こうした解釈は当然聖書そのものからは得られない。フィロン以前からユダヤ人は聖書を寓意的に解釈することはあったが、フィロンのような「哲学的な」寓意はなかった(H. Wolfson)。彼はこれをギリシアの文学伝統から取り入れたのである。前6世紀のランプサコスのメトロドロス以来、この方法はホメロスやヘシオドスのような古典をアップデートする方法として好まれた。

予備的なものとしての教養諸学からより高度な知識へ、というテーマも疑いなくギリシアから来ている。これは数学と論理学を区別したプラトン以降の考え方である。しかし、フィロンは原理を可感的な現実に向けるというより後代の予備的科学を用いている。プラトンにとって可感的世界は科学の対象ではなかった。フィロンのような用い方はストア派にも見られるが、その淵源はアリストテレス『形而上学』である。アリストテレスは哲学を真に自由な科学とし、その他の学問をそれに仕えるものと見なした。

ハガルに代表される予備的科学の学びには、哲学に対して従属的なヒエラルキーがあるものの、決してそれは「奴隷的」な行為ではない。とはいえそれは可視的・物質的世界につながれたままでもある。『巨人』60において、フィロンは人を地上的・星的・神的なものに分けている。地上的人間は快楽を求める者、星的な人間は教養諸学の習得に身をささげる者、そして神的な人間は可視的世界を超越する祭司や預言者である。

教養諸学のギリシア語であるエンキュクリオス・パイデイアについて、De Rijkはそれがピタゴラス主義者の音楽的理想に由来し、歌や合唱を子供たちに指導する習慣と関係していることを明らかにした。他の研究者もさまざまに議論をしているが、みなに共通するのは、エンキュクリオス・パイデイアの概念がストア派の時代を遡らないという認識である。それゆえに、概念の創始をストア派に記する者すらいるが、論文著者はこれを否定する。著者によれば、フィロンの知恵概念などには非ストア派的認識論が見られる。すべてを支配する神と、より低次のロゴスあるいは神の力というグノーシス的区別の最初は、フィロンに帰されるという。

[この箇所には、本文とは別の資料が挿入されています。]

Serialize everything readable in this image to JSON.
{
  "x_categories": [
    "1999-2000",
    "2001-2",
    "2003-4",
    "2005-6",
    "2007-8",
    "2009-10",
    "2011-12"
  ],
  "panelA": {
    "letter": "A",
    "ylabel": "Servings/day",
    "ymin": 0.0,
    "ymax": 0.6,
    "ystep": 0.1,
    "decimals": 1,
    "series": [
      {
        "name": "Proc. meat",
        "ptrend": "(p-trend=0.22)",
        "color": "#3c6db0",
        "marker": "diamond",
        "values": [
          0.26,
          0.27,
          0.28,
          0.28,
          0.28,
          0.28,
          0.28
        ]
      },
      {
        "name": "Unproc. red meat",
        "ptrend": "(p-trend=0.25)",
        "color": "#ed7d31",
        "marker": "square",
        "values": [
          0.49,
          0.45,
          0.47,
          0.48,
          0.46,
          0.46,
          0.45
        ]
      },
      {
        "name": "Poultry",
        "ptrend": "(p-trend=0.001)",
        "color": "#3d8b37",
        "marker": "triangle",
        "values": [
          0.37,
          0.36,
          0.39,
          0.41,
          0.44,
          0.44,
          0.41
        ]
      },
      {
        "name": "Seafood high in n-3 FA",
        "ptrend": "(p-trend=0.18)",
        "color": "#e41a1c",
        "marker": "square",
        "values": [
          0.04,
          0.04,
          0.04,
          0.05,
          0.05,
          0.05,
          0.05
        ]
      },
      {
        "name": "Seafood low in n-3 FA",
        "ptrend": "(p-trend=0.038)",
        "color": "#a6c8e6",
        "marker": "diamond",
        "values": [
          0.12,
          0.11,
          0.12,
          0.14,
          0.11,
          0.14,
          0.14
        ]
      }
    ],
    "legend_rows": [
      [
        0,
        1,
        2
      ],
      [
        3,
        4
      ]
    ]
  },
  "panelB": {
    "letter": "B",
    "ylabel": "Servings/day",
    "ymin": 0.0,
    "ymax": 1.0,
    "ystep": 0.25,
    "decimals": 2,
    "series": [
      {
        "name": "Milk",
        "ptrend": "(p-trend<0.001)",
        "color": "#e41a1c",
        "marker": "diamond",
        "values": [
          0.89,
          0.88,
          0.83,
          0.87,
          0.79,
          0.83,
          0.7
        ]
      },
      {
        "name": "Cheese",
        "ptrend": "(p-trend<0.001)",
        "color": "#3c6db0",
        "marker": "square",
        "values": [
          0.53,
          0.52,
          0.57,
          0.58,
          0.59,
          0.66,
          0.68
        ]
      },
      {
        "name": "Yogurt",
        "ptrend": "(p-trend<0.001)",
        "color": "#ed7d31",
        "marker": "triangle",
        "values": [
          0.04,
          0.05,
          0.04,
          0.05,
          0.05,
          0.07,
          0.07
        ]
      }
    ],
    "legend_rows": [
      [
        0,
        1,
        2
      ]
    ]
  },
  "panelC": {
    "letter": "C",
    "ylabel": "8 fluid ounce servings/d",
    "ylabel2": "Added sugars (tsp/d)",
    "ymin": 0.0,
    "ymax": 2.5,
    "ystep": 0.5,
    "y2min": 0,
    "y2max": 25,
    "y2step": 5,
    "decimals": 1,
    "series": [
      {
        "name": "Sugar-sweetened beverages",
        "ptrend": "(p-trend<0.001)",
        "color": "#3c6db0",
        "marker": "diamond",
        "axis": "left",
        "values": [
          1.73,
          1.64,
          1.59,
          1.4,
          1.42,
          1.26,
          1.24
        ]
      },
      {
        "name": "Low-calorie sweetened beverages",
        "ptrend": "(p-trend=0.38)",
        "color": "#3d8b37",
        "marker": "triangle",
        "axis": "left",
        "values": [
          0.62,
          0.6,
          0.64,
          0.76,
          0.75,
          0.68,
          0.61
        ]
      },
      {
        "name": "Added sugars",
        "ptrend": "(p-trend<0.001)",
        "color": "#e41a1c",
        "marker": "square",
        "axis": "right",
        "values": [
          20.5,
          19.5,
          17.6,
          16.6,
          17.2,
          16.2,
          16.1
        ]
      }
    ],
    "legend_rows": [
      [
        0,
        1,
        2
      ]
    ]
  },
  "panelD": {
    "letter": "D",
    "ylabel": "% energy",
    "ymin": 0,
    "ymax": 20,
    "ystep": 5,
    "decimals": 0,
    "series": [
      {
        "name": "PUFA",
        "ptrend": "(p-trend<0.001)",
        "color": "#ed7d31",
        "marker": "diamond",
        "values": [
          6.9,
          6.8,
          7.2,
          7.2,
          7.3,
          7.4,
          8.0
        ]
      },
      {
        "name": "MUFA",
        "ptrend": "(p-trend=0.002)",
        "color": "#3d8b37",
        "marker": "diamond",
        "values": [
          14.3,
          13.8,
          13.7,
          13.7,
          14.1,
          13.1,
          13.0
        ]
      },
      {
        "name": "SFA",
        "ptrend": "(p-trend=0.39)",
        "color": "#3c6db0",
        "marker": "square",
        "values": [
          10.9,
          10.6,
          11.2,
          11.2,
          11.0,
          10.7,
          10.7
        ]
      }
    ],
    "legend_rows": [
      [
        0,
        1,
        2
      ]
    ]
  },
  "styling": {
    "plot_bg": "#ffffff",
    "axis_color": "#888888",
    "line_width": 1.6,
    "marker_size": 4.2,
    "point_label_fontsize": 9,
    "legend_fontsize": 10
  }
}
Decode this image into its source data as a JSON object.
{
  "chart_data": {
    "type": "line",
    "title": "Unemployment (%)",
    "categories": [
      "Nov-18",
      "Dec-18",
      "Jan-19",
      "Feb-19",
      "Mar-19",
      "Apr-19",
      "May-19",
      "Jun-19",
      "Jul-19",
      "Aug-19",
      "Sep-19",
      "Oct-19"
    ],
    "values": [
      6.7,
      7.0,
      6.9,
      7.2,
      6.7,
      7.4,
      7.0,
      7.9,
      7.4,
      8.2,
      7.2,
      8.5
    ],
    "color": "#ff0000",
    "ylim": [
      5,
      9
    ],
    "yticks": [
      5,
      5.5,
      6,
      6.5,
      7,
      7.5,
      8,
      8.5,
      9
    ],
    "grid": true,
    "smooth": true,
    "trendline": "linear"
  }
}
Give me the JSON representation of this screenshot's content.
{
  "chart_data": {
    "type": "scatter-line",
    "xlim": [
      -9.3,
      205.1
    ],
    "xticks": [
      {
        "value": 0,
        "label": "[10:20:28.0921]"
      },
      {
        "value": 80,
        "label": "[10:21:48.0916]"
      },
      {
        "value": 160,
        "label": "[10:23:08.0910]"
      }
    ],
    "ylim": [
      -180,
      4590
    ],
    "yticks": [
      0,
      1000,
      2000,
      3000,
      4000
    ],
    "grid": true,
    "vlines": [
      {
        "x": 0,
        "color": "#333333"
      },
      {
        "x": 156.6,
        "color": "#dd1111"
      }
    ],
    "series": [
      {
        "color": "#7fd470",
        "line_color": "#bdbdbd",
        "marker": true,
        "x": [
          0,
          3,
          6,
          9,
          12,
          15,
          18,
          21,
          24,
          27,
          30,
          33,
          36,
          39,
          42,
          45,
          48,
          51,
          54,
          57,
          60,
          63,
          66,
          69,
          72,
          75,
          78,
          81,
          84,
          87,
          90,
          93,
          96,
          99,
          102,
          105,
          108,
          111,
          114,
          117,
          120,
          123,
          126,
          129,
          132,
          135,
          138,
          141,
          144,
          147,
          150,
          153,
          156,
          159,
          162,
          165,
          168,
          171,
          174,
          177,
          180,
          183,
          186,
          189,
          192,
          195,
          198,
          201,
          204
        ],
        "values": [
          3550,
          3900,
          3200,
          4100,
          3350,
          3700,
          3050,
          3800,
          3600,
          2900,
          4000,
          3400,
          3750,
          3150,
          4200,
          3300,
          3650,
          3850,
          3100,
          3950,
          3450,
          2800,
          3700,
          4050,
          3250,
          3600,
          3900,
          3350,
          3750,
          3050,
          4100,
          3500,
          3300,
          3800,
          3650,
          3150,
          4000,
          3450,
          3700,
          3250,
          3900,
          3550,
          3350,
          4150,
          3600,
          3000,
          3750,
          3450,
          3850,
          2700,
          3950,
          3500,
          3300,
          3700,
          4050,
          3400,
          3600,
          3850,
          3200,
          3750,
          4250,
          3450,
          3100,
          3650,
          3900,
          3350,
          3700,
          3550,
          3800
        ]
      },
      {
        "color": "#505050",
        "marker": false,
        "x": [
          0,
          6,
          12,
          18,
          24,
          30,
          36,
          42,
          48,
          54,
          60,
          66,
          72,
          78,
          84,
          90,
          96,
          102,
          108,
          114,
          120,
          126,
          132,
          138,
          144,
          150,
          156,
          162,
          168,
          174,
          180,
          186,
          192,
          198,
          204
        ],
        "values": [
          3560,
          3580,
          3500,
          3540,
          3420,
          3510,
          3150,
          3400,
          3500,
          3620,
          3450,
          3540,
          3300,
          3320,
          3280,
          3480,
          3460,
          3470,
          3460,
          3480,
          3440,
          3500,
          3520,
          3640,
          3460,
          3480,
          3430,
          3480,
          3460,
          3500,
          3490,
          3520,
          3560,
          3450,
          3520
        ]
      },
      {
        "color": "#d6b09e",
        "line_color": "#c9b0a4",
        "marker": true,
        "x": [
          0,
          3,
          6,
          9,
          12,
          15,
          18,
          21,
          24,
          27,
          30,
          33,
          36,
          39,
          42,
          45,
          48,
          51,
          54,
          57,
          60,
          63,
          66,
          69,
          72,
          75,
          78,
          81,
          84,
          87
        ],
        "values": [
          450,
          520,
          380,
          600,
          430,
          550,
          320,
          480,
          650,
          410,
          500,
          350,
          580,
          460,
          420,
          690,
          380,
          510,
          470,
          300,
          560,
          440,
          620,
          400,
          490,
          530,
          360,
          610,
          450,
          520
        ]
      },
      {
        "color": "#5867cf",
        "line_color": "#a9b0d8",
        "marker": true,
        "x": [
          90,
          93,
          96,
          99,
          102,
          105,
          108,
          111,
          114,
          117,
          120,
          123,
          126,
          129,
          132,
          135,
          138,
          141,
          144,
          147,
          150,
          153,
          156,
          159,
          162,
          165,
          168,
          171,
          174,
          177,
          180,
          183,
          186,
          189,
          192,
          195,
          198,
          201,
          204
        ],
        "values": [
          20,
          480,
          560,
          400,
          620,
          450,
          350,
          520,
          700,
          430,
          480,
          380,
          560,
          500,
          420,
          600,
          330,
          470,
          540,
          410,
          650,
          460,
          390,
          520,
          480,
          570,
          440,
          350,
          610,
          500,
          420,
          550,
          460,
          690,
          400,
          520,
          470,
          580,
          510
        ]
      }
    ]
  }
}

そして、論文著者は以上のような考え方はアリストテレスと完全に合致すると主張する。彼は人間が議論できる現実世界と、それを超える超越的な知識を区別した。魂の関与できる領域と知性の領域を分けているのである。他にもフィロンはアリストテレス同様にホメロスを賞賛し、モナルキア主義を共有している。フィロンは、アリストテレスの失われた対話編から「エンキュクリオス・パイデイア」の概念を借用したに違いない。